The meaning of the Western Wall deal stretches far further than the section at the southern end of the holy site that it addresses.

Western Wall (photo credit: MARC ISRAEL SELLEM)
Western Wall
(photo credit: MARC ISRAEL SELLEM)
“It was one of the most beautiful moments for us, that the government and chief rabbi listened to what everyone said,” Naomi Adler, CEO of the Jewish Federation of Greater Philadelphia, said on Tuesday, referring to the Israeli cabinet’s January approval of an egalitarian section at the Western Wall.
But what was a historic moment for Diaspora (particularly North American) Jewry has become a crushing disappointment, in light of the government’s failure to implement the deal. That poignant sentiment was visible at a meeting with co-chairman of the Caucus for Strengthening the Jewish People MK Nachman Shai (Zionist Union) and several members of the Jewish Agency Board of Governors.
“It was a moment we celebrated at the last Jewish Agency Board of Governors meeting,” Adler recalled, “when streams could agree and feel respected... [and] everyone felt they had a voice and were respected rather than vilified.”
Adler’s choice of words drove home the extent non-Orthodox Jews can feel isolated by Israel.
Almost a year later, Jews in Israel and around the world are still waiting for that agreement to come into effect, and the sheer disappointment expressed time and time again by US Jewry stands in stark contrast to the elation that followed the cabinet’s approval of the deal.
“It was more than a slap in the face, and many Jews are struggling with this and are aligning how they feel about the entire state of Israel with [the government’s inaction],” Adler said.
The meaning of the Western Wall deal stretches far further than the section at the southern end of the holy site that it addresses. To Diaspora Jews it symbolizes peoplehood, the conversation between Israel and the Diaspora, and how seriously the former takes the latter.
“It’s about how they treat Jewish denominations in the US... not just about the Kotel,” said Shai. “We celebrated the agreement, 400 rabbis were singing and at this time in small rooms people said they weren’t going to vote for it. They have very strong political power.”

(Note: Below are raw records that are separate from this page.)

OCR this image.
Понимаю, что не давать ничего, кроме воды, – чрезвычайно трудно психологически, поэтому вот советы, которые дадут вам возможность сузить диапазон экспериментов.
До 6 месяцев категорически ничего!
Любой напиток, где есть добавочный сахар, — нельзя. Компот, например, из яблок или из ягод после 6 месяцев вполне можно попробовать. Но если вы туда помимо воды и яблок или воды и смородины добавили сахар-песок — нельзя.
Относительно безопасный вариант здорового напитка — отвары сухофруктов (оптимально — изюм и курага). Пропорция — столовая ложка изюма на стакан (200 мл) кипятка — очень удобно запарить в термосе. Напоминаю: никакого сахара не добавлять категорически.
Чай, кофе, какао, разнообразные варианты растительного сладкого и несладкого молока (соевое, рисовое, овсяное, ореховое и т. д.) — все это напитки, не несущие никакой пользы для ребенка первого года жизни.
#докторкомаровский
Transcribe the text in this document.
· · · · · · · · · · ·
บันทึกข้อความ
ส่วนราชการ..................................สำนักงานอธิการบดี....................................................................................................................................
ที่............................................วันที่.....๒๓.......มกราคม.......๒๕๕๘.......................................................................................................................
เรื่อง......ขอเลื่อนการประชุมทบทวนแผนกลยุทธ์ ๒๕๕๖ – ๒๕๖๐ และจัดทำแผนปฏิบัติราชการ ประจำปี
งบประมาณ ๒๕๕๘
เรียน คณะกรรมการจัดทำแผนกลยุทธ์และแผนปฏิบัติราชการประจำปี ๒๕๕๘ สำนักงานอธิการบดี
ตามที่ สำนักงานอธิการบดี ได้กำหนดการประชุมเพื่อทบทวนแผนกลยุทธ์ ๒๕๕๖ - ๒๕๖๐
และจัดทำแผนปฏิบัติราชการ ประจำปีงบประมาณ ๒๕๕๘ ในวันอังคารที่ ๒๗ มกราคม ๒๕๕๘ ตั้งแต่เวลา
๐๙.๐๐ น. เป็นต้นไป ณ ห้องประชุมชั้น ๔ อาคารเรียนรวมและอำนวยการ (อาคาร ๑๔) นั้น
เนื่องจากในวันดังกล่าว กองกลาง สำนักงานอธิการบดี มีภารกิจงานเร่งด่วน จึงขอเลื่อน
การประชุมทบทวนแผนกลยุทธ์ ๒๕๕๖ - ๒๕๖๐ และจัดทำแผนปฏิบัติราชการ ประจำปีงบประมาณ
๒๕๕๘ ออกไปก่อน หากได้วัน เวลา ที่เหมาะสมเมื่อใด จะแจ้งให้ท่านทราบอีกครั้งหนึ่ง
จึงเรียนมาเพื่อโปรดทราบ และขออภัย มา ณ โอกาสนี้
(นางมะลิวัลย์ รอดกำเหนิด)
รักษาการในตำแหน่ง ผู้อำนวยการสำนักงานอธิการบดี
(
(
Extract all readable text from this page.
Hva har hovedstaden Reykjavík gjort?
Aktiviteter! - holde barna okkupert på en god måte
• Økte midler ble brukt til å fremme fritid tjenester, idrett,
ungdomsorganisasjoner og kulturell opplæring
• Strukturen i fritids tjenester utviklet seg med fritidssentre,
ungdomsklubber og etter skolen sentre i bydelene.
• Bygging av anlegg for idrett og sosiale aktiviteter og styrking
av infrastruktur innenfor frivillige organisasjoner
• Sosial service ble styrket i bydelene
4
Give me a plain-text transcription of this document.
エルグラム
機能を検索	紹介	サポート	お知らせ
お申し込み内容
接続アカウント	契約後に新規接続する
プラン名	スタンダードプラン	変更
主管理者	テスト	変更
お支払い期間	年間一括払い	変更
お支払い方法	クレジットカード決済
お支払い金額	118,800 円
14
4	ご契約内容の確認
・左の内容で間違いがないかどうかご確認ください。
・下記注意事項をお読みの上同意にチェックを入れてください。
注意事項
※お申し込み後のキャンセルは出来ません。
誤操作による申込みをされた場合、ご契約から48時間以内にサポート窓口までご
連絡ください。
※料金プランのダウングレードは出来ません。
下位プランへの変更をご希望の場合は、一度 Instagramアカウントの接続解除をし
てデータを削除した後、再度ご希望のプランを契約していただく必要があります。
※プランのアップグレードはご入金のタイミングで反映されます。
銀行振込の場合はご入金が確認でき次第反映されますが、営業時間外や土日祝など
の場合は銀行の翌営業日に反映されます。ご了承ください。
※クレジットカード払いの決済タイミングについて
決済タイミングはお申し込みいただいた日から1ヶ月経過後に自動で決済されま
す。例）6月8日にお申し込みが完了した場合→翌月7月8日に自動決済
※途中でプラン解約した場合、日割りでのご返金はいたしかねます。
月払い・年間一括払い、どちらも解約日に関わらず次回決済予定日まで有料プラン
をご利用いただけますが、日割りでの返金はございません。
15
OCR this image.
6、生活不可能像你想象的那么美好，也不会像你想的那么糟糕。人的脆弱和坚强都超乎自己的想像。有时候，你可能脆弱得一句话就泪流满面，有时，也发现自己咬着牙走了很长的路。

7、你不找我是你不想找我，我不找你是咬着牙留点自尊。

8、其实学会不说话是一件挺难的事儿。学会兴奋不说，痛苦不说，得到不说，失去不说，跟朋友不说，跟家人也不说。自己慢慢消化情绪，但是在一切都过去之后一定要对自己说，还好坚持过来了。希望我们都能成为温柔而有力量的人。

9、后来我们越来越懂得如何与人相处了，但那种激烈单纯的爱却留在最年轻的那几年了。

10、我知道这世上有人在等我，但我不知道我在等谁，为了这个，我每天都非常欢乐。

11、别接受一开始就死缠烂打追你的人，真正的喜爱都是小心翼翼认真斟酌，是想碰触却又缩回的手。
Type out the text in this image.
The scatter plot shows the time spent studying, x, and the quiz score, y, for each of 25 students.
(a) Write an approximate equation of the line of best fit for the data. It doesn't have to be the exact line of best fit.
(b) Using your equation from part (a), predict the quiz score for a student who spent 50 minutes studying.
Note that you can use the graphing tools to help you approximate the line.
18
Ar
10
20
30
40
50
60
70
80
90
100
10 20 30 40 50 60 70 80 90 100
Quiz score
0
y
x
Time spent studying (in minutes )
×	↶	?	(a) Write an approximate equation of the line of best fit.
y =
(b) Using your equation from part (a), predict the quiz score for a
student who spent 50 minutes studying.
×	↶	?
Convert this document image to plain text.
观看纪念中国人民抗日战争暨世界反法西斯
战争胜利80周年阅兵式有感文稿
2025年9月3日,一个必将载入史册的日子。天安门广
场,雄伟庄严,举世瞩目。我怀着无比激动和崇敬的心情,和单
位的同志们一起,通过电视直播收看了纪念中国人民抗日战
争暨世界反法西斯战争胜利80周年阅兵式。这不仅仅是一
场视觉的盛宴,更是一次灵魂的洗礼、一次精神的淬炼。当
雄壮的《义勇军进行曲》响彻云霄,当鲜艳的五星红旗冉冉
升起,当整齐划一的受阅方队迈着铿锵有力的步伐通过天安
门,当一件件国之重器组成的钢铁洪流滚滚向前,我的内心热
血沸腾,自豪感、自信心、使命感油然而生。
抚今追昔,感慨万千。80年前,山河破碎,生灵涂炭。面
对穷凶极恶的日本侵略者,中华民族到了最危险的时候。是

“It’s identity,” adds Adler, who says that many Diaspora Jews who love Israel “understand the realities to a certain extent, but say Israel is a modern Jewish state and should act accordingly.”
Carole Solomon, chairwoman of the Jewish Agency’s North American Council, also raised potential ramifications for Israel, mentioning AIPAC and other “unaffiliated people worldwide who really can affect Israel’s self-interest.”
Solomon flagged the issue of conversion which has been another source of contention for Diaspora Jewry, particularly when the Supreme Rabbinical Court cast doubt on conversions made by US Orthodox Rabbi Haskel Lookstein. “This is a shanda [disgrace in Yiddish] that has been going on a long time, and it’s a lose-lose,” said Solomon.
Solomon also asserted that if the premise of “one Jewish state and one Jewish people” is accepted, then those who don’t live in Israel shouldn’t be eliminated from the fabric of the country.
For her part, Barbara Hirsh, director of Jewish Life and Learning at the Jewish Federation of Greater Philadelphia, noted that many Diaspora Jews feel alienated by the lack of accommodation offered by Israel to the various streams of Judaism. “Much of our work is to motivate people to connect to Israel, the connection doesn’t exist automatically,” she remarks.
“It’s also about how you describe Israel, beyond the Wall,” Adler adds. “We want to lift up a higher vision of what Judaism is – younger people are not into the labels, and they want to be accepted.”
She said millennials in particular will simply go elsewhere if they are not accepted.